The interesting part in comparing these series is when we get to Far Cry 4 and Just Cause 3. Both these series have fallen into murky water regarding dropping in our hero as a coloniser and having him conquer this corner of the world. Far Cry 4 and Just Cause 3 both have your character returning to their home and liberating it from the dictator. Far Cry has you directly related to the main antagonist. Just Cause connects Rico to Medici through his friend, Mario. This certainly seems like a solid fix to avoid the problems of previous games’ stories. However, there’s a problem. Both of these games have sequels.

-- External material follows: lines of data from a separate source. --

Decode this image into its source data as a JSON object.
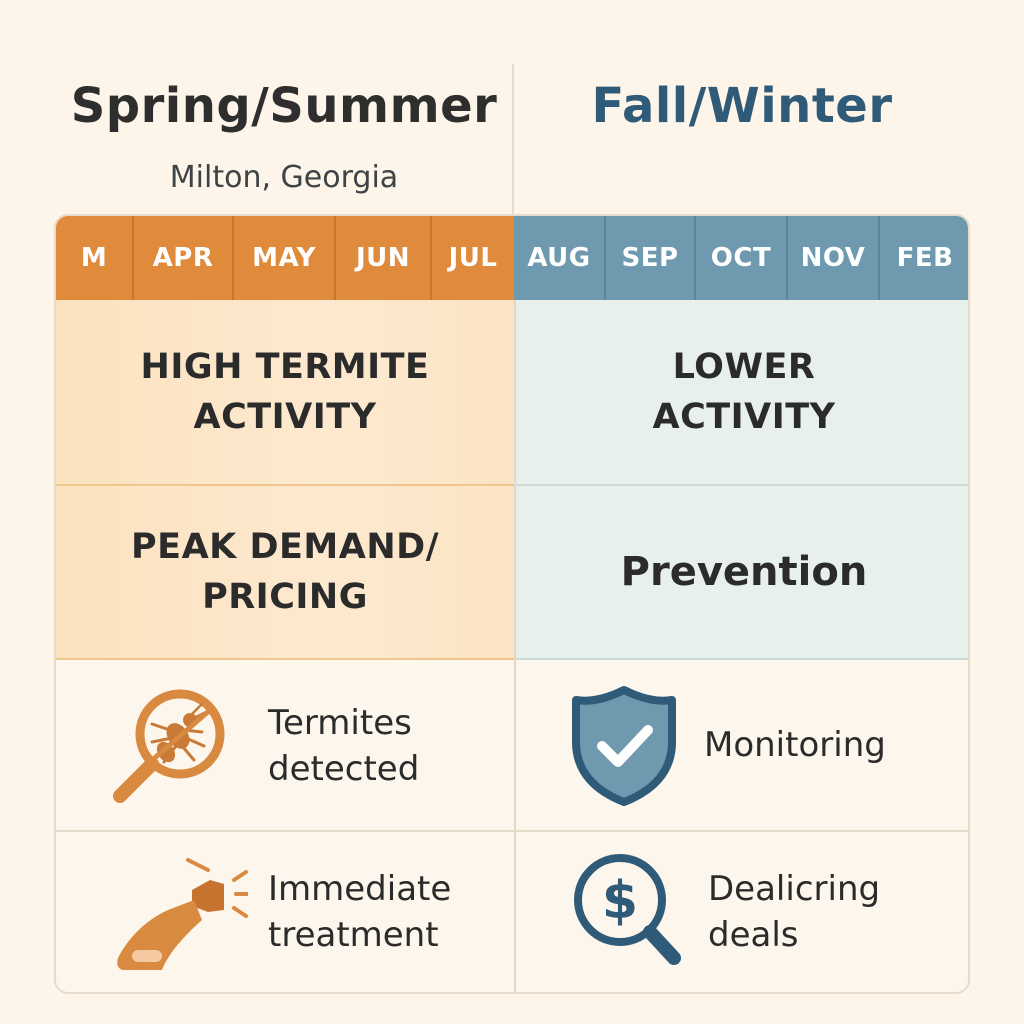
{
  "header": {
    "left_title": "Spring/Summer",
    "left_subtitle": "Milton, Georgia",
    "right_title": "Fall/Winter"
  },
  "months": {
    "left": [
      "M",
      "APR",
      "MAY",
      "JUN",
      "JUL"
    ],
    "right": [
      "AUG",
      "SEP",
      "OCT",
      "NOV",
      "FEB"
    ]
  },
  "rows": {
    "activity": {
      "left": [
        "HIGH TERMITE",
        "ACTIVITY"
      ],
      "right": [
        "LOWER",
        "ACTIVITY"
      ]
    },
    "demand": {
      "left": [
        "PEAK DEMAND/",
        "PRICING"
      ],
      "right": "Prevention"
    }
  },
  "items": {
    "termites": {
      "label": [
        "Termites",
        "detected"
      ],
      "icon": "magnifier-termite-icon"
    },
    "monitoring": {
      "label": "Monitoring",
      "icon": "shield-check-icon"
    },
    "treatment": {
      "label": [
        "Immediate",
        "treatment"
      ],
      "icon": "spray-bottle-icon"
    },
    "deals": {
      "label": [
        "Dealicring",
        "deals"
      ],
      "icon": "dollar-magnifier-icon"
    }
  },
  "colors": {
    "orange": "#e08a3c",
    "blue": "#6f99ae",
    "navy": "#2f5b78",
    "icon_orange": "#d98a41",
    "icon_blue": "#2f5b78"
  }
}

Far Cry 5 has the setting jump to rural America, which is interesting given its release earlier this year. Just Cause 4 will release at the end of this year with Rico travelling yet again, with a seemingly more personal journey this time around. Far Cry seems to have moved past this idea of the ‘white saviour’ by thinking about the setting and the protagonist’s connection to the place. Just Cause seems to have introduced a recurring villain faction in the form of the Black Hand as a faction independent of nations. Comparing the series is interesting as they seem to have followed a similar trajectory across the years. Weird first instalments, one or two instalments that delve into murky territory, following instalments that address criticisms of previous games by making the protagonist belong to the region, following instalments that shift the series focus in an interesting way.

As a fan of these series, it’s interesting to think about the future of each series. I would love both series to travel to interesting locales. I love all the series we have that change their setting with each entry providing an interesting collection of locations. Far Cry, Just Cause, Assassin’s Creed, Forza Horizon. Big franchises that trot the globe. Hopefully, we are beyond the uncomfortable entries in the series.